Cognitive Training Using a Novel Memory Game on an iPad in Patients with Amnestic Mild Cognitive Impairment (aMCI)
Significant time-by-pattern-by-group interactions were found for cognitive performance in terms of the number of errors made and trials needed on the Cambridge Neuropsychological Test Automated Battery Paired Associates Learning task (P=.044; P=.027). Significant time-by-group interactions were also found for the Cambridge Neuropsychological Test Automated Battery Paired Associates Learning first trial memory score (P=.002), Mini-Mental State Examination (P=.036), the Brief Visuospatial Memory Test (P=.032), and the Apathy Evaluation Scale (P=.026). Within-group comparisons revealed highly specific effects of cognitive training on episodic memory. The cognitive training group maintained high levels of enjoyment and motivation to continue after each hour of gameplay, with self-confidence and self-rated memory ability improving over time.

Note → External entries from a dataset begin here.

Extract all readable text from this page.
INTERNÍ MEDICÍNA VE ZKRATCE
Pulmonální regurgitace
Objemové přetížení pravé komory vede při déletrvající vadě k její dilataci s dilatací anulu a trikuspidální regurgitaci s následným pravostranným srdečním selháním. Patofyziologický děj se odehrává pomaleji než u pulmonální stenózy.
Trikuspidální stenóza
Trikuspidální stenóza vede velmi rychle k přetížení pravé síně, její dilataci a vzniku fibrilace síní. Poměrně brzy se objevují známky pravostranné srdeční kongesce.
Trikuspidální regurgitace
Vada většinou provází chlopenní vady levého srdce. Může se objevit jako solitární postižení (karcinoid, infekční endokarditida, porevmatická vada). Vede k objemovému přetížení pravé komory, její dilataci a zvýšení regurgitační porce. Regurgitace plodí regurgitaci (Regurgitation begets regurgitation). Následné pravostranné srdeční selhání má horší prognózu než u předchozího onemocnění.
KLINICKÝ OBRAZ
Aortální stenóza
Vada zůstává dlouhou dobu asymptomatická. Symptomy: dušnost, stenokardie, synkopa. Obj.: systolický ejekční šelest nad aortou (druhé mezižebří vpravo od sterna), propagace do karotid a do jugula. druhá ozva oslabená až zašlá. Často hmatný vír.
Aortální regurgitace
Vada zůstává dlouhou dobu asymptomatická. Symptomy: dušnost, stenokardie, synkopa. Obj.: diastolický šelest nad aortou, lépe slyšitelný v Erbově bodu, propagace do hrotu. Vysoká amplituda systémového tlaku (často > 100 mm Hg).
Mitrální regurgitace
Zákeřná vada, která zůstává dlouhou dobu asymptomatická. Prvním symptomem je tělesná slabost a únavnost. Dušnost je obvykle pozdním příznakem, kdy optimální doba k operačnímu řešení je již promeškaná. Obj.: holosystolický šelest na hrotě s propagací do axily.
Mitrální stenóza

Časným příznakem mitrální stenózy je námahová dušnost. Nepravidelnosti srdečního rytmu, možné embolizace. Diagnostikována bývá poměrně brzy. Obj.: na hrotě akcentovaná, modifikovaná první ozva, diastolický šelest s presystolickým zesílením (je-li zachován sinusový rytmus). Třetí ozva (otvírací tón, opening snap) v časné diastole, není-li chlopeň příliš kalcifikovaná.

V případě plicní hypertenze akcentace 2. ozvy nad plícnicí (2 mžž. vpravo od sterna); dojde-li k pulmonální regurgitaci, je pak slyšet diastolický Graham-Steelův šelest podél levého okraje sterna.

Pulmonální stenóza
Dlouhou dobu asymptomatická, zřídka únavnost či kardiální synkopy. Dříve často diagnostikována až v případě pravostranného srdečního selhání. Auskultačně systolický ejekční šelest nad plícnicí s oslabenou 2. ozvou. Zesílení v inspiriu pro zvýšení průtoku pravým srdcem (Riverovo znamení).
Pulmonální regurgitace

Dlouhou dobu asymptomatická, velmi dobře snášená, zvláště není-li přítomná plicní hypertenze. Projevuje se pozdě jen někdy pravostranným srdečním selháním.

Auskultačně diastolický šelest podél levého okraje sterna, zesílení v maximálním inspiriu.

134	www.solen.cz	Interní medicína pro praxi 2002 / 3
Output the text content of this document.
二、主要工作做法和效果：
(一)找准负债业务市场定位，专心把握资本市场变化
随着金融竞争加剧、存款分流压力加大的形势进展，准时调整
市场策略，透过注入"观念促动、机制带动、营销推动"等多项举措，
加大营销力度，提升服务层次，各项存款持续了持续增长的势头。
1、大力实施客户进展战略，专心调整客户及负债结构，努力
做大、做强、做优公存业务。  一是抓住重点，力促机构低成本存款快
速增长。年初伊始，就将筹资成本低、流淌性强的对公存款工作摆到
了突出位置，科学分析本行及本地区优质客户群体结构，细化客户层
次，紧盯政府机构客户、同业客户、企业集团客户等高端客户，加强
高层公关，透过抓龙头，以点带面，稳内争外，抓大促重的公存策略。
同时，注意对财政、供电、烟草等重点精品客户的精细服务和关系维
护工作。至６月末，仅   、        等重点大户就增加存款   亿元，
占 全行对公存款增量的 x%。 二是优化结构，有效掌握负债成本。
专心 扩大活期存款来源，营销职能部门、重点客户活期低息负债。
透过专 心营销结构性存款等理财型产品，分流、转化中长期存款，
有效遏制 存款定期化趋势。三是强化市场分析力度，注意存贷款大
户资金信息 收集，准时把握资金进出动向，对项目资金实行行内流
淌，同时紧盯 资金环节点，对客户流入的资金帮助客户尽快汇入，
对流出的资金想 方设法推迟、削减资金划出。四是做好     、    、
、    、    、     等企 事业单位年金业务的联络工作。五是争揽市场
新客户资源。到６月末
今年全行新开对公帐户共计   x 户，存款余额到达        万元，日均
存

Episodic memory robustly improved in the cognitive training group. “Gamified” cognitive training may also enhance visuospatial abilities in patients with amnestic mild cognitive impairment. Gamification maximizes engagement with cognitive training by increasing motivation and could complement pharmacological treatments for amnestic mild cognitive impairment and mild Alzheimer’s disease. Larger, more controlled trials are needed to replicate and extend these findings.